A film so tightly focused on the relationship between two characters lives and dies on its performances and the two leads here nail their roles. Genre film mainstay William Forsythe brings a menace and wicked intelligence to his brilliant portrayal of Gacy and Jesse Moss does a great job at holding his own as the foolish letter-writing student. The two characters are very similar in that they are so arrogant and convinced of their own intelligence that each thinks they have the upper hand and neither can see the degrees to which they are being toyed with.
From the start, Moss adopts the persona (which isn’t as far away from his real life as he thinks) of a troubled young street hustler from a dysfunctional family. Gacy encourages him onto the streets with the provision that he describe his hustling in detail and becomes a kind of sick and twisted Dear Abby, giving Moss terrible advice in the hopes of leading him into the darkness. Moss in turn leads Gacy on by embellishing stories and telling him what he wants to hear, even as Gacy’s suggestions get more and more disturbing. Eventually, playing the role with Gacy begins to affect Moss’s regular life and it becomes apparent that the boy might not be as different from his penpal as he initially seemed.

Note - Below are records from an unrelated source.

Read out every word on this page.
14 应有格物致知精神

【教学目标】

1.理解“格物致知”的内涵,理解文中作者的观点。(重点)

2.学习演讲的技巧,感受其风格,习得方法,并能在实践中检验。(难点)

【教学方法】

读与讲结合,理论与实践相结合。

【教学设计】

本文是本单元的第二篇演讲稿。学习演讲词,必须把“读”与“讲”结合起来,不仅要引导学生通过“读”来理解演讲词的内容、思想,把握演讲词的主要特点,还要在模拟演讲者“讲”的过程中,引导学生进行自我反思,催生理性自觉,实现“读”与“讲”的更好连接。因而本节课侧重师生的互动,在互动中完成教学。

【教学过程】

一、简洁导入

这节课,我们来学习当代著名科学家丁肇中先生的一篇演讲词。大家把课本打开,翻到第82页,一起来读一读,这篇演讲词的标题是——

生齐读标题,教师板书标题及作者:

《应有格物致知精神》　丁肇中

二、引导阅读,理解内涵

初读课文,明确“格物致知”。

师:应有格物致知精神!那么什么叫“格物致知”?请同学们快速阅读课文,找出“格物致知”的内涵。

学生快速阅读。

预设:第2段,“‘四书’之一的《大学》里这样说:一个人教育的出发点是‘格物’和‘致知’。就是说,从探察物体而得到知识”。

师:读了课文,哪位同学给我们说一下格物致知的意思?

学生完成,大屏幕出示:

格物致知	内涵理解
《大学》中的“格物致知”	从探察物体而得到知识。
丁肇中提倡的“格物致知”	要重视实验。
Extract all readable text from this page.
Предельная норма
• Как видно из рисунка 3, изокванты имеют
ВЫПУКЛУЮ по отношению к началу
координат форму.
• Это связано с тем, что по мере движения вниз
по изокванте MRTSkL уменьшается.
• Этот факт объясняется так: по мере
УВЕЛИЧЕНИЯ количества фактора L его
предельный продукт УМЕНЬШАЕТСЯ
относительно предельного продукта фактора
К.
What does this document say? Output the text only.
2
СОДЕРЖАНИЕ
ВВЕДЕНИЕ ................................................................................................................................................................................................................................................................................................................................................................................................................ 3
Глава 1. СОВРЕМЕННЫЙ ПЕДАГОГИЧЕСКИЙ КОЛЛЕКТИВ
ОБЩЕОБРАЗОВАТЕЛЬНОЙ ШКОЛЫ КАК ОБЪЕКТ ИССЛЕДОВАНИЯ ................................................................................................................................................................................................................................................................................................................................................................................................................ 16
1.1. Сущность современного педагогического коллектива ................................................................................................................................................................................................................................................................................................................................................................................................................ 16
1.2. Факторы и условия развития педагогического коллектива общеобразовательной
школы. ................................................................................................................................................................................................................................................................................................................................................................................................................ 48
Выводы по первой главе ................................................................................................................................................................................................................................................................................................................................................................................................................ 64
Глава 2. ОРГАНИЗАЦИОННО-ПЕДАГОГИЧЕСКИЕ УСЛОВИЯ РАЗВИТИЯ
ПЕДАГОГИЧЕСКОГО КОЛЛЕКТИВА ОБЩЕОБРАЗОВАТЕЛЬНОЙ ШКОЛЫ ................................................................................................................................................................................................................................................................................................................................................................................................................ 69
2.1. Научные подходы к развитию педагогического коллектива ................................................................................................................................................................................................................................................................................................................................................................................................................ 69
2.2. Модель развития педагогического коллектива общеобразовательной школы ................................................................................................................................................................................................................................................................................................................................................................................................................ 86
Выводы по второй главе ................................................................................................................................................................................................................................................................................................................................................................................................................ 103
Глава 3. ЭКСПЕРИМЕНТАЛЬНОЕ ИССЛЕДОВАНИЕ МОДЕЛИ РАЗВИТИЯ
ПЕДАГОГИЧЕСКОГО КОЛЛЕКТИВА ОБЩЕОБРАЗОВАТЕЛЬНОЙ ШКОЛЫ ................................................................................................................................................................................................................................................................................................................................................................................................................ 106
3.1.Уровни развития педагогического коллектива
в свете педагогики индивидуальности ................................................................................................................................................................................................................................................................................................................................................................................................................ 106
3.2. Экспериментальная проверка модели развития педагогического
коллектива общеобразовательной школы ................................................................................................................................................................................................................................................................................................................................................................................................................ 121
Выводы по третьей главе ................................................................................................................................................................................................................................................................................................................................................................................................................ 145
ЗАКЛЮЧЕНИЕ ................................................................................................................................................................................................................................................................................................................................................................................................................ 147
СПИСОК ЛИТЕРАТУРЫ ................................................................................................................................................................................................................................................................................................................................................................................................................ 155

If you are at all a fan of true crime movies, you should by all means seek “Dear Mr. Gacy” out. It’s probably the best crime docudrama since “Zodiac” and William Forsythe’s performance alone is worth the price of admission. It’s hard to keep the stakes high in a movie where we already know the ending, but by approaching the story from a different angle and telling a tightly focused story that doesn’t typically make it into History Channel specials the movie ratchets the tension up and never lets go. Moss is a foolish, arrogant teenager who has such a high opinion of his intelligence that he willingly puts himself into a series of incredibly risky situations. Even though he survived his encounter with Gacy and went on to write the book this movie was based on, it’s hard to say what kind of irreparable damage he did to himself in the process.